Justine Buck Quijada: I hate writing conclusions. Almost everyone hates writing conclusions, because you feel this pressure to make some grand and meaningful general statement about a topic that you just spent a few hundred pages parsing into very careful details. I don’t mean anything grand and metaphoric by that phrase. I meant that in order to figure out what you want to work towards, you have to figure out who you are.  A lot of Buryats told me that they felt that in order to succeed as Soviet citizens, Buryats had given up their culture. During the Soviet period, that was the only choice that was really possible. The utopian Soviet future and ‘Buryatness,’ for want of a better term, seemed mutually exclusive. That’s not a dilemma that only Buryats face – modernist projects around the globe have told indigenous and colonized peoples that they can’t be who they are and also be modern. Now that a culturally Buryat future might be possible, what might such a future look like? What do you want such a future to look like? The material you draw on to answer that question is usually from the past, but it’s all about looking forward.

On the one hand, I see that as a global problem faced by lots of different groups, but in this context, it’s inflected through a very local Buryat shamanic conviction that you need to set things straight with your ancestors in order to have a future.

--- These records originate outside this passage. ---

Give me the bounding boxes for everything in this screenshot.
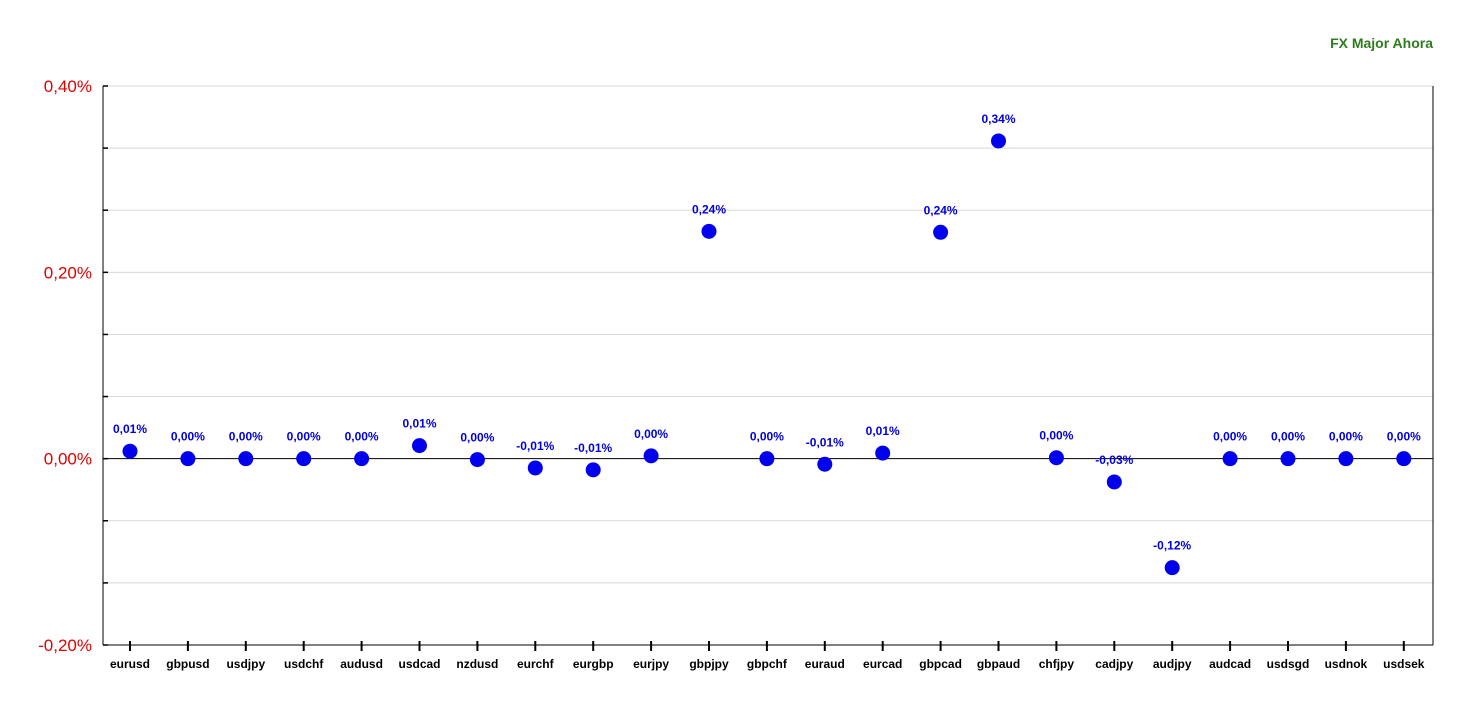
data-points <box>122 133 1412 576</box>
data-point <box>817 456 833 472</box>
data-point <box>643 448 659 464</box>
x-tick-label: usdsek <box>1383 657 1425 671</box>
data-label: 0,24% <box>924 203 958 217</box>
data-label: -0,01% <box>574 441 612 455</box>
chart-title: FX Major Ahora <box>1330 35 1433 51</box>
data-label: 0,00% <box>750 430 784 444</box>
data-label: 0,01% <box>402 417 436 431</box>
axes <box>102 85 1434 651</box>
x-tick-label: euraud <box>805 657 845 671</box>
data-point <box>296 451 312 467</box>
x-tick-label: eurjpy <box>633 657 669 671</box>
data-label: 0,00% <box>1271 430 1305 444</box>
data-point <box>238 451 254 467</box>
data-point <box>759 451 775 467</box>
data-point <box>1106 474 1122 490</box>
data-point <box>1222 451 1238 467</box>
x-tick-label: usdcad <box>398 657 440 671</box>
x-axis-tick-labels: eurusd gbpusd usdjpy usdchf audusd usdcad nzdu… <box>110 657 1425 671</box>
data-point <box>1048 450 1064 466</box>
x-tick-label: gbpusd <box>166 657 209 671</box>
data-label: 0,00% <box>460 431 494 445</box>
y-tick-label: 0,20% <box>44 263 92 282</box>
data-point <box>875 445 891 461</box>
x-tick-label: gbpjpy <box>689 657 729 671</box>
x-tick-label: gbpaud <box>977 657 1020 671</box>
data-label: -0,12% <box>1153 539 1191 553</box>
data-point <box>527 460 543 476</box>
data-point <box>933 224 949 240</box>
data-point <box>585 462 601 478</box>
data-point <box>122 443 138 459</box>
x-tick-label: audusd <box>340 657 383 671</box>
data-point <box>354 451 370 467</box>
x-tick-label: eurusd <box>110 657 150 671</box>
x-tick-label: usdnok <box>1325 657 1368 671</box>
x-tick-label: eurcad <box>863 657 902 671</box>
y-tick-label: 0,40% <box>44 77 92 96</box>
x-tick-label: gbpcad <box>919 657 962 671</box>
y-tick-label: 0,00% <box>44 450 92 469</box>
data-label: 0,01% <box>866 424 900 438</box>
data-label: 0,00% <box>634 427 668 441</box>
x-tick-label: chfjpy <box>1039 657 1075 671</box>
data-point <box>180 451 196 467</box>
x-tick-label: nzdusd <box>456 657 498 671</box>
data-label: 0,00% <box>345 430 379 444</box>
x-tick-label: gbpchf <box>747 657 788 671</box>
data-point <box>1164 560 1180 576</box>
data-point <box>412 438 427 454</box>
y-tick-label: -0,20% <box>38 636 92 655</box>
x-tick-label: usdchf <box>284 657 324 671</box>
data-label: 0,24% <box>692 202 726 216</box>
data-label: 0,00% <box>1329 430 1363 444</box>
data-labels: 0,01% 0,00% 0,00% 0,00% 0,00% 0,01% 0,00% -0,01… <box>113 112 1421 553</box>
data-point <box>991 133 1006 149</box>
data-label: 0,00% <box>1387 430 1421 444</box>
x-tick-label: cadjpy <box>1095 657 1133 671</box>
data-point <box>469 452 485 468</box>
data-label: -0,01% <box>516 439 554 453</box>
data-point <box>701 223 717 239</box>
grid-lines <box>103 85 1433 646</box>
data-label: -0,01% <box>806 435 844 449</box>
data-label: 0,00% <box>1213 430 1247 444</box>
data-label: 0,00% <box>229 430 263 444</box>
x-tick-label: audcad <box>1209 657 1251 671</box>
data-label: 0,01% <box>113 422 147 436</box>
data-point <box>1396 451 1412 467</box>
x-tick-label: eurgbp <box>573 657 614 671</box>
data-label: 0,00% <box>287 430 321 444</box>
y-axis-tick-labels: 0,40% 0,20% 0,00% -0,20% <box>38 77 92 655</box>
data-label: -0,03% <box>1095 453 1133 467</box>
x-tick-label: usdjpy <box>226 657 265 671</box>
data-label: 0,34% <box>981 112 1015 126</box>
data-label: 0,00% <box>171 430 205 444</box>
x-tick-label: usdsgd <box>1267 657 1310 671</box>
x-tick-label: eurchf <box>517 657 555 671</box>
x-tick-label: audjpy <box>1153 657 1192 671</box>
data-point <box>1338 451 1354 467</box>
data-label: 0,00% <box>1039 429 1073 443</box>
data-point <box>1280 451 1296 467</box>
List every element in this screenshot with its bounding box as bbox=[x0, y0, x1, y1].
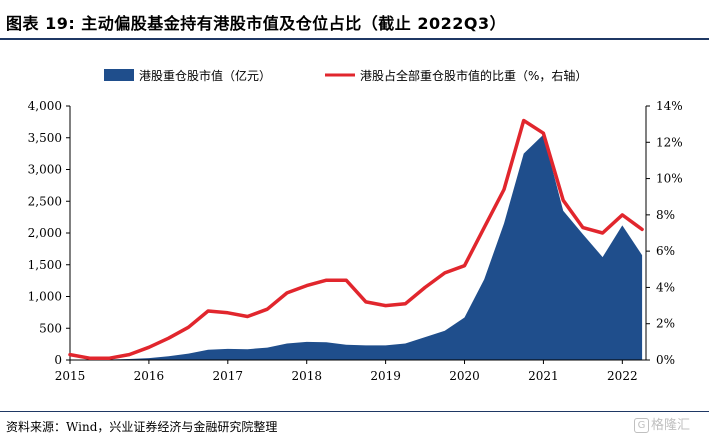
legend: 港股重仓股市值（亿元） 港股占全部重仓股市值的比重（%，右轴） bbox=[104, 68, 587, 83]
right-tick-label: 6% bbox=[656, 244, 675, 258]
left-tick-label: 1,000 bbox=[28, 290, 62, 304]
x-tick-label: 2018 bbox=[291, 369, 322, 383]
right-tick-label: 8% bbox=[656, 208, 675, 222]
series-area-hk-market-value bbox=[70, 134, 643, 360]
x-tick-label: 2022 bbox=[607, 369, 638, 383]
left-tick-label: 0 bbox=[54, 353, 62, 367]
left-tick-label: 1,500 bbox=[28, 258, 62, 272]
right-tick-label: 2% bbox=[656, 317, 675, 331]
legend-label-line: 港股占全部重仓股市值的比重（%，右轴） bbox=[360, 68, 587, 83]
watermark-text: 格隆汇 bbox=[651, 418, 691, 433]
x-tick-label: 2017 bbox=[213, 369, 244, 383]
left-tick-label: 500 bbox=[39, 321, 62, 335]
x-tick-label: 2020 bbox=[449, 369, 480, 383]
legend-swatch-area bbox=[104, 69, 134, 81]
right-tick-label: 14% bbox=[656, 99, 683, 113]
source-note: 资料来源：Wind，兴业证券经济与金融研究院整理 bbox=[6, 420, 278, 434]
left-tick-label: 3,000 bbox=[28, 163, 62, 177]
left-tick-label: 2,000 bbox=[28, 226, 62, 240]
source-rule bbox=[0, 411, 709, 412]
right-tick-label: 10% bbox=[656, 172, 683, 186]
chart-title: 图表 19: 主动偏股基金持有港股市值及仓位占比（截止 2022Q3） bbox=[6, 14, 507, 33]
watermark-logo-icon: G bbox=[634, 418, 649, 433]
right-tick-label: 0% bbox=[656, 353, 675, 367]
x-tick-label: 2015 bbox=[55, 369, 86, 383]
x-tick-label: 2019 bbox=[370, 369, 401, 383]
left-tick-label: 4,000 bbox=[28, 99, 62, 113]
x-tick-label: 2016 bbox=[134, 369, 165, 383]
left-tick-label: 2,500 bbox=[28, 194, 62, 208]
chart: 港股重仓股市值（亿元） 港股占全部重仓股市值的比重（%，右轴） 0 500 1,00… bbox=[28, 68, 683, 383]
left-tick-label: 3,500 bbox=[28, 131, 62, 145]
watermark: G 格隆汇 bbox=[634, 414, 690, 433]
title-rule bbox=[0, 38, 709, 40]
legend-label-area: 港股重仓股市值（亿元） bbox=[139, 68, 271, 83]
right-tick-label: 4% bbox=[656, 280, 675, 294]
plot-area: 0 500 1,000 1,500 2,000 2,500 3,000 3,500 4,000 0… bbox=[28, 99, 683, 383]
right-tick-label: 12% bbox=[656, 135, 683, 149]
x-tick-label: 2021 bbox=[528, 369, 559, 383]
series-line-hk-share bbox=[68, 118, 644, 360]
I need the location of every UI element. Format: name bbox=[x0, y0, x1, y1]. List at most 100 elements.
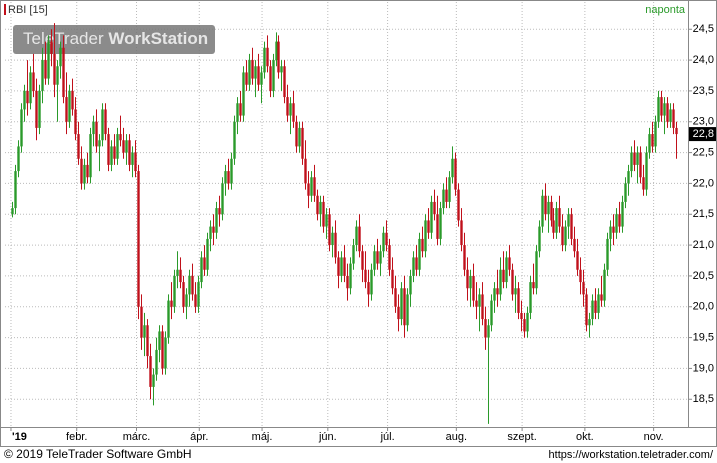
candle-body bbox=[65, 97, 68, 122]
candle-body bbox=[340, 257, 343, 276]
candle-body bbox=[630, 152, 633, 172]
candle-body bbox=[83, 164, 86, 184]
candle-body bbox=[579, 269, 582, 283]
candle-body bbox=[62, 47, 65, 98]
candle-body bbox=[654, 121, 657, 147]
candle-body bbox=[496, 288, 499, 295]
candle-body bbox=[275, 41, 278, 61]
y-tick-label: 20,0 bbox=[693, 301, 714, 313]
y-tick-label: 24,5 bbox=[693, 23, 714, 35]
candle-body bbox=[316, 195, 319, 215]
candle-body bbox=[669, 109, 672, 122]
candle-body bbox=[301, 127, 304, 159]
x-tick-label: máj. bbox=[252, 431, 273, 443]
candle-body bbox=[660, 97, 663, 116]
candle-body bbox=[272, 60, 275, 91]
candle-body bbox=[618, 214, 621, 227]
candle-body bbox=[194, 294, 197, 307]
candle-body bbox=[639, 152, 642, 178]
candle-body bbox=[466, 269, 469, 289]
candle-body bbox=[475, 300, 478, 307]
y-tick-label: 22,0 bbox=[693, 177, 714, 189]
candle-body bbox=[146, 325, 149, 357]
candle-body bbox=[269, 66, 272, 91]
candle-body bbox=[505, 257, 508, 283]
candle-body bbox=[89, 134, 92, 178]
candle-body bbox=[248, 60, 251, 85]
candle-body bbox=[433, 201, 436, 215]
candle-body bbox=[349, 263, 352, 289]
candle-body bbox=[508, 257, 511, 270]
candle-body bbox=[221, 183, 224, 215]
y-tick-label: 23,0 bbox=[693, 116, 714, 128]
candle-body bbox=[457, 189, 460, 221]
candle-body bbox=[364, 269, 367, 283]
candle-body bbox=[606, 238, 609, 270]
candle-body bbox=[478, 294, 481, 307]
candle-body bbox=[251, 60, 254, 79]
candle-body bbox=[230, 158, 233, 184]
candle-body bbox=[394, 288, 397, 307]
candle-body bbox=[597, 294, 600, 313]
candle-body bbox=[227, 171, 230, 184]
candle-body bbox=[260, 72, 263, 85]
candle-body bbox=[266, 47, 269, 67]
candle-body bbox=[257, 66, 260, 85]
candle-body bbox=[35, 90, 38, 128]
candle-body bbox=[209, 226, 212, 239]
x-tick-label: '19 bbox=[12, 431, 27, 443]
candle-body bbox=[41, 60, 44, 91]
candle-body bbox=[529, 282, 532, 313]
candle-body bbox=[502, 269, 505, 283]
candle-body bbox=[254, 66, 257, 79]
candle-body bbox=[122, 140, 125, 153]
candle-body bbox=[206, 238, 209, 270]
candle-body bbox=[334, 232, 337, 258]
candle-body bbox=[376, 251, 379, 264]
candle-body bbox=[44, 60, 47, 79]
candle-body bbox=[490, 300, 493, 326]
watermark: TeleTrader WorkStation bbox=[23, 29, 208, 48]
candle-body bbox=[460, 220, 463, 246]
candle-body bbox=[672, 109, 675, 128]
candle-body bbox=[280, 66, 283, 73]
candle-body bbox=[385, 232, 388, 246]
candle-body bbox=[200, 257, 203, 283]
candle-body bbox=[77, 134, 80, 159]
candle-body bbox=[164, 337, 167, 369]
candle-body bbox=[576, 251, 579, 270]
candle-body bbox=[68, 90, 71, 122]
candle-body bbox=[161, 331, 164, 369]
candle-body bbox=[71, 90, 74, 110]
candle-body bbox=[242, 72, 245, 116]
candle-body bbox=[627, 171, 630, 184]
candle-body bbox=[481, 294, 484, 320]
candle-body bbox=[487, 325, 490, 338]
candle-body bbox=[343, 257, 346, 276]
candle-body bbox=[286, 97, 289, 116]
candle-body bbox=[310, 177, 313, 196]
candle-body bbox=[469, 275, 472, 289]
candle-body bbox=[493, 288, 496, 301]
candle-body bbox=[511, 269, 514, 295]
candle-body bbox=[346, 275, 349, 289]
candle-body bbox=[20, 109, 23, 147]
candle-body bbox=[11, 208, 14, 215]
candle-body bbox=[636, 152, 639, 165]
candle-body bbox=[379, 251, 382, 264]
candle-body bbox=[382, 232, 385, 252]
candle-body bbox=[520, 312, 523, 320]
candle-body bbox=[239, 103, 242, 116]
candle-body bbox=[140, 306, 143, 338]
y-tick-label: 21,5 bbox=[693, 208, 714, 220]
candle-body bbox=[403, 288, 406, 326]
y-tick-label: 18,5 bbox=[693, 393, 714, 405]
candle-body bbox=[98, 140, 101, 147]
x-tick-label: júl. bbox=[380, 431, 395, 443]
candle-body bbox=[517, 288, 520, 313]
candle-body bbox=[331, 232, 334, 246]
candle-body bbox=[224, 171, 227, 184]
candle-body bbox=[182, 282, 185, 307]
candle-body bbox=[131, 152, 134, 165]
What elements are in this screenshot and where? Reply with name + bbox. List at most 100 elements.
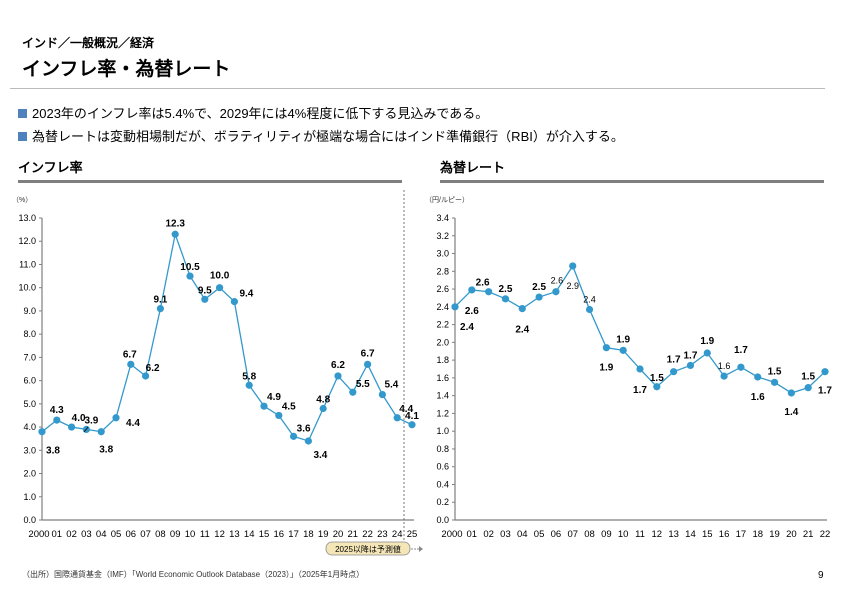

From the perspective of Buryat shamans, if you have unfinished business with your ancestors, if you’ve ignored them, they will destroy your chances at prosperity, they will deny you offspring, they can even kill you. They will literally make sure you don’t have a future. For a lot of Buryats, for whom shamanism is still very much a living practice, the future is contingent on having a good relationship to the past.

The way I see it is that the past and the future are just different aspects of a chronotope. A chronotope defines the relationship between past and present and future. The imaginary possibilities that rituals enable, the different chronotopes, allow you to change your relationship to the past, and thereby change the subject positions from which you can imagine the future.